Although glass ionomer cements are generally considered to be tissue-compatible, it has been suggested that unreacted components or setting reaction by-products can affect cell metabolism. The current study examined the effects of constituents leached out of three glass ionomer cements on growth and metabolism of oral epithelial cells. Aseptically prepared discs of Ketac-Cem Radiopaque (KCR), Ketac-Cem Maxicap (KCM) and Fuji I were incubated in Dulbeccos medium for 10 d, with daily medium changes. Cultures of hamster cheek pouch (HCP) cells, a line of hamster buccal pouch epithelial cells, were incubated in control or eluate-containing media for 24 h. Viable cell numbers were determined by the colorimetric MTS assay, and DNA and RNA syntheses were assessed using [3H]thymidine and [3H]uridine incorporation, respectively. Responses to materials were determined by comparison of cell numbers and radioisotope incorporation (counts per minute (cpm) per 1000 cells). Results were analysed by ANOVA and Duncans multiple range test, then converted to percent control for comparison. The eluates of all three materials from the first 24 h of soaking inhibited HCP cell growth. The number of cells in cultures exposed to Fuji were 88% of control cultures, while those exposed to KCR and KCM were 58% and 59% of control, respectively. The difference between Fuji-exposed and control cultures was significant (P < 0.05). The two Ketac cements were different from Fuji-exposed and control cultures (P < 0.05) but not from each other. All of the materials caused significant increases in labelling of DNA compared to control cultures (P < 0.05) when calculated on a per cell basis, but the materials did not differ from each other. Both Ketac cements also significantly stimulated labelling of RNA per cell compared to control cultures (P < 0.05). All effects of the material decreased over time. Results suggest that leachable components of the materials may affect the rate of progression of HCP cells through the cell cycle, rather than overt toxicity that results in cell death.

Alterations in cell lipid metabolism by glycol methacrylate (HEMA)

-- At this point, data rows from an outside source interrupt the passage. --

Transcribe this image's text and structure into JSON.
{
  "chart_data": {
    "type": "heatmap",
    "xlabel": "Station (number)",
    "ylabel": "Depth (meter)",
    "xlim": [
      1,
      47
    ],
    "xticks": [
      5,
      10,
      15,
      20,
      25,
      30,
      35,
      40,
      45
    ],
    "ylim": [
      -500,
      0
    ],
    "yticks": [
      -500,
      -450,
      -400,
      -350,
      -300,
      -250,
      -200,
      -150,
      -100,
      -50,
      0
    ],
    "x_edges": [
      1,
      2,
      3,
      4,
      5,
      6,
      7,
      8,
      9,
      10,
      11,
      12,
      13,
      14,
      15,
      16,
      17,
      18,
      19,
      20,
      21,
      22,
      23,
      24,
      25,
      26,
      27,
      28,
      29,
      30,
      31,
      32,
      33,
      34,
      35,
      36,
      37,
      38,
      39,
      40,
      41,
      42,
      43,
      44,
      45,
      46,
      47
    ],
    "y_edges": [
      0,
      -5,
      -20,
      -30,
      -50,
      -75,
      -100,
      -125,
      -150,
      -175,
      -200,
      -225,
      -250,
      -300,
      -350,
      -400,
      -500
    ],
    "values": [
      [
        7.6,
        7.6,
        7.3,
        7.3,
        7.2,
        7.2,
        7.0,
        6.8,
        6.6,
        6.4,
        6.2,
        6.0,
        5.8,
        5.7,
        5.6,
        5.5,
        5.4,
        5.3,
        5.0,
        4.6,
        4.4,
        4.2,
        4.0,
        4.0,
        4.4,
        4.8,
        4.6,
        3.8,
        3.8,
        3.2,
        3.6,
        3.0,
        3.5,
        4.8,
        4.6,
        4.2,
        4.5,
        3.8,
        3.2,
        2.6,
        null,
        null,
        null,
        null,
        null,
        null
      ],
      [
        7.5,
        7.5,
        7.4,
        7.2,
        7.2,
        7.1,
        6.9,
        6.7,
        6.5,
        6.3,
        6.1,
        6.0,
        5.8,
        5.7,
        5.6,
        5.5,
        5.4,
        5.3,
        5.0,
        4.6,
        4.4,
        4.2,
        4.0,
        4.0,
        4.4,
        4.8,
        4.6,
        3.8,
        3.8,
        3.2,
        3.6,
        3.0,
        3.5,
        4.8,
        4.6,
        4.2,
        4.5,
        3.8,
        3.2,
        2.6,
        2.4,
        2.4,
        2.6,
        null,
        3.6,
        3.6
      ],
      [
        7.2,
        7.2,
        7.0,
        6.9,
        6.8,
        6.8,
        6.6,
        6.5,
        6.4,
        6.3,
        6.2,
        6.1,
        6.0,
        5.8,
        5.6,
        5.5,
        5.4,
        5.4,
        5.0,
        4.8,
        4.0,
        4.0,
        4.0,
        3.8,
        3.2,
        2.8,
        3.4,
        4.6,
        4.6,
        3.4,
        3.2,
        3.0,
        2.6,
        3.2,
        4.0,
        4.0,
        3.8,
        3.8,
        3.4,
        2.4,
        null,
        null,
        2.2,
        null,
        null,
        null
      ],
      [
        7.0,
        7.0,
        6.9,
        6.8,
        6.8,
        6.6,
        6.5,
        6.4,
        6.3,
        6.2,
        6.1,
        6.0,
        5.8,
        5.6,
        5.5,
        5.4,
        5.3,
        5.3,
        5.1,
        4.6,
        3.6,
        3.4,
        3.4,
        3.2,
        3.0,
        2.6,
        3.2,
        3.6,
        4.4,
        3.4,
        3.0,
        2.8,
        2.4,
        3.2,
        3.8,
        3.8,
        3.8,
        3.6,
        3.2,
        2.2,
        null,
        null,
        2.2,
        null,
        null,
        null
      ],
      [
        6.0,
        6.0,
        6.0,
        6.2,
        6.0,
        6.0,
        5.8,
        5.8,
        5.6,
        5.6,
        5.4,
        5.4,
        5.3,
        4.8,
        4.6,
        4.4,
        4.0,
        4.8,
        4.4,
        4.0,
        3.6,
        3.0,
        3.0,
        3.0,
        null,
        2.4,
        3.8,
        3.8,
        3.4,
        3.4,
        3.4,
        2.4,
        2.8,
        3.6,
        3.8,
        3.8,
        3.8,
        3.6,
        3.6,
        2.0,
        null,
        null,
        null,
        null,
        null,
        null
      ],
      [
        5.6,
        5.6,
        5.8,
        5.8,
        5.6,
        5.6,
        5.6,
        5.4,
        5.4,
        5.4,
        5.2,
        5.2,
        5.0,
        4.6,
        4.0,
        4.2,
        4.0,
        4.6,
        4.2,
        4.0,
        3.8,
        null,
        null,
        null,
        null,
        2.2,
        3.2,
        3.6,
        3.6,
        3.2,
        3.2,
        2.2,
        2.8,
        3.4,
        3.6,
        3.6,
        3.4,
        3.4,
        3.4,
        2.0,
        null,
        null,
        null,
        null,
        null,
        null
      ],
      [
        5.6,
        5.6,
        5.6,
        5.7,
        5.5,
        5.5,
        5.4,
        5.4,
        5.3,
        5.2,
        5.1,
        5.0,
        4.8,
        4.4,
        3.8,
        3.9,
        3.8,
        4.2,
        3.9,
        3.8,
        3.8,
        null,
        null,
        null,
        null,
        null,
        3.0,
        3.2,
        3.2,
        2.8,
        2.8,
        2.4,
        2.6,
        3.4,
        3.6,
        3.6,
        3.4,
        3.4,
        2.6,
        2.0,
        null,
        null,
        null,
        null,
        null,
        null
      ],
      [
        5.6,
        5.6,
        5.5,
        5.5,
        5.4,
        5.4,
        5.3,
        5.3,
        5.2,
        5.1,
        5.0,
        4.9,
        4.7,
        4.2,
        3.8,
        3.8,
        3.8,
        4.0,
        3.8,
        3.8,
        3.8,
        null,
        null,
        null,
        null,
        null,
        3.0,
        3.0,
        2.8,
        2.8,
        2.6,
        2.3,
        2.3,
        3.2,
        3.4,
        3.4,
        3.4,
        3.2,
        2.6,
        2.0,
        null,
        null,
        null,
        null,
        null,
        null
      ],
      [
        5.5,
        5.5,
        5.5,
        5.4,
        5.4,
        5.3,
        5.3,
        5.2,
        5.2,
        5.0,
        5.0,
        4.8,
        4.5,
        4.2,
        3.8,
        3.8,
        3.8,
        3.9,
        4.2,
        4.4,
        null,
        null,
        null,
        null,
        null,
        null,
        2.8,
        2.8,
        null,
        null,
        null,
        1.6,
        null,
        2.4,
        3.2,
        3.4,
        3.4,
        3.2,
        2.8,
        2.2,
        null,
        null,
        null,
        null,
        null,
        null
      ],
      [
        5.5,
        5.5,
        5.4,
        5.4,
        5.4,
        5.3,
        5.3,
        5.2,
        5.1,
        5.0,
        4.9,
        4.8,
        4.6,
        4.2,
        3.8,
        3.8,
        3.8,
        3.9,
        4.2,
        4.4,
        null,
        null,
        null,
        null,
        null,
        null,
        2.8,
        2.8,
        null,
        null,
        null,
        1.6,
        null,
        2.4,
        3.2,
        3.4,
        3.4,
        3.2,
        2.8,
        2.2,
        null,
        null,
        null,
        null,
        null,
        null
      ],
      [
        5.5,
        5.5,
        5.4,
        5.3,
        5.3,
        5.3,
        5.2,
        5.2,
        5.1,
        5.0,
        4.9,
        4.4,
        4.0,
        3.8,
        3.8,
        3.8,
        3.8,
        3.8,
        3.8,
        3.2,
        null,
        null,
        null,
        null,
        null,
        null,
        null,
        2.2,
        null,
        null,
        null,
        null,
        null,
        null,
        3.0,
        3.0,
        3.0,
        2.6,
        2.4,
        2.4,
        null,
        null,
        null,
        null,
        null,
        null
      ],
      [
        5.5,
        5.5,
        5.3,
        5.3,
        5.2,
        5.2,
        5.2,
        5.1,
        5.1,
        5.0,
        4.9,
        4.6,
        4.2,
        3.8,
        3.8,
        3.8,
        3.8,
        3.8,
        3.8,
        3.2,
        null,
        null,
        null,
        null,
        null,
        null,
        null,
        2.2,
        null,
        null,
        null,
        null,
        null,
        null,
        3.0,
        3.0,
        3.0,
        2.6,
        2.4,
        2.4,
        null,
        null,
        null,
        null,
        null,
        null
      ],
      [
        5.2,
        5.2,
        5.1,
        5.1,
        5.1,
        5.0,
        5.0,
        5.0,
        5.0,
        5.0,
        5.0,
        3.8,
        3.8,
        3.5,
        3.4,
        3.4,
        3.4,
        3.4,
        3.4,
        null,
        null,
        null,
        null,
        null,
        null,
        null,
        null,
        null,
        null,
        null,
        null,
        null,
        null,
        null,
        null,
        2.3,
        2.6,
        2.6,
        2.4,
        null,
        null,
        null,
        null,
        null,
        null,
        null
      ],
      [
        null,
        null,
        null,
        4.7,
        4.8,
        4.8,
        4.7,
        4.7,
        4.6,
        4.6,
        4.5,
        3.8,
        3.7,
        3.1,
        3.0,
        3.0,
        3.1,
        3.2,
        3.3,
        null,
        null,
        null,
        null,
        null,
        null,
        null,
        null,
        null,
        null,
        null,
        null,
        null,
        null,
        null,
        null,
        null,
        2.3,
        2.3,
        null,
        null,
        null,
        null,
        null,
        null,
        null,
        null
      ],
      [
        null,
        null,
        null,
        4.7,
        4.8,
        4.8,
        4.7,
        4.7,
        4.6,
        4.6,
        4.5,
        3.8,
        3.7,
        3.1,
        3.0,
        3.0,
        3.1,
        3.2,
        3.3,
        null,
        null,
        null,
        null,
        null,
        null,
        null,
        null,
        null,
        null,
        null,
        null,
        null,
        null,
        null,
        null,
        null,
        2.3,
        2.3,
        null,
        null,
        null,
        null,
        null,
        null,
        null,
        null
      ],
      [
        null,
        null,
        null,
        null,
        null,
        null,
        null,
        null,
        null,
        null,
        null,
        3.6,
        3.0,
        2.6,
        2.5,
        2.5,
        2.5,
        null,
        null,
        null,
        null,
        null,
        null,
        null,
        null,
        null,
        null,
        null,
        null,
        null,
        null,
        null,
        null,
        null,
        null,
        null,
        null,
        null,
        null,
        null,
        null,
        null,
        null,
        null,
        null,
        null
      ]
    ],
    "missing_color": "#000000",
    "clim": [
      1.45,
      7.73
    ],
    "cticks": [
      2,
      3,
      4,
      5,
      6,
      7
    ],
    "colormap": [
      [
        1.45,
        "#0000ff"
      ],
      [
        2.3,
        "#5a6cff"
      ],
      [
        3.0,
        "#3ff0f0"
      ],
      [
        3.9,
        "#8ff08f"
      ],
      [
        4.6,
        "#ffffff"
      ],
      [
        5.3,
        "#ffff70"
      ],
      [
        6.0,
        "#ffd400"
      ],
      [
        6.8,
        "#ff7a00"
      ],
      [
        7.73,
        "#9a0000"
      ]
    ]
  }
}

Components of dental resins such as dimethylaminoethyl methacrylate (DMAEMA) can alter cell lipid composition, presumably by esterase-mediated hydrolysis. The resulting dimethylethanolamine is incorporated into cell phospholipids, while the methacrylic acid may alter several metabolic pathways. We hypothesize that HEMA is cleaved in a similar manner and the released ethylene glycol is incorporated into cell lipids, yielding phosphatidylethylene glycol (PtEG), and the methacrylic acid alters other lipid pathways in a manner similar to that of methacrylic acid released from hydrolysis of DMAEMA. Cultures of hamster buccal pouch (HCP) and rabbit kidney (RK13) epithelial cells were exposed to subtoxic concentrations of HEMA in the presence of [14C]-acetate or [3H]-oleic acid. Other cultures were prelabeled with [14C]-acetate followed by exposure to various concentrations of HEMA. Cell lipids were extracted by the method of Bligh and Dyer and separated by thin layer chromatography on silica gel K-6 plates or SG-81 silica gel loaded chromatography paper. The fate of the ethylene glycol was traced using [14C]-ethylene glycol. Radioactive lipids were located using autoradiography and known standard lipids and quantitated by liquid scintillation spectrometry. In the presence of HEMA several classes of lipids were altered. Among the neutral lipids, the most notable changes involved sterol precursors, triglycerides, fatty acids, and cholesterol esters, while phosphatidylcholine was affected among the phospholipids. The results differed quantitatively between the two cell types. Results also suggest that EG, including that released by hydrolysis of HEMA, is incorporated into cell phospholipids, producing PtEG. The changes in neutral lipid labeling may occur by alteration of lipid synthetic pathways utilizing acetyl Co-A as well as inhibition of enzymes involved in synthesis of cholesterol from sterol precursors and hydrolysis of cholesterol esters. Synthesis of PtEG may take place via phospholipase D-mediated headgroup exchange. Alterations in the cellular lipids may affect cell membrane properties and associated cell functions.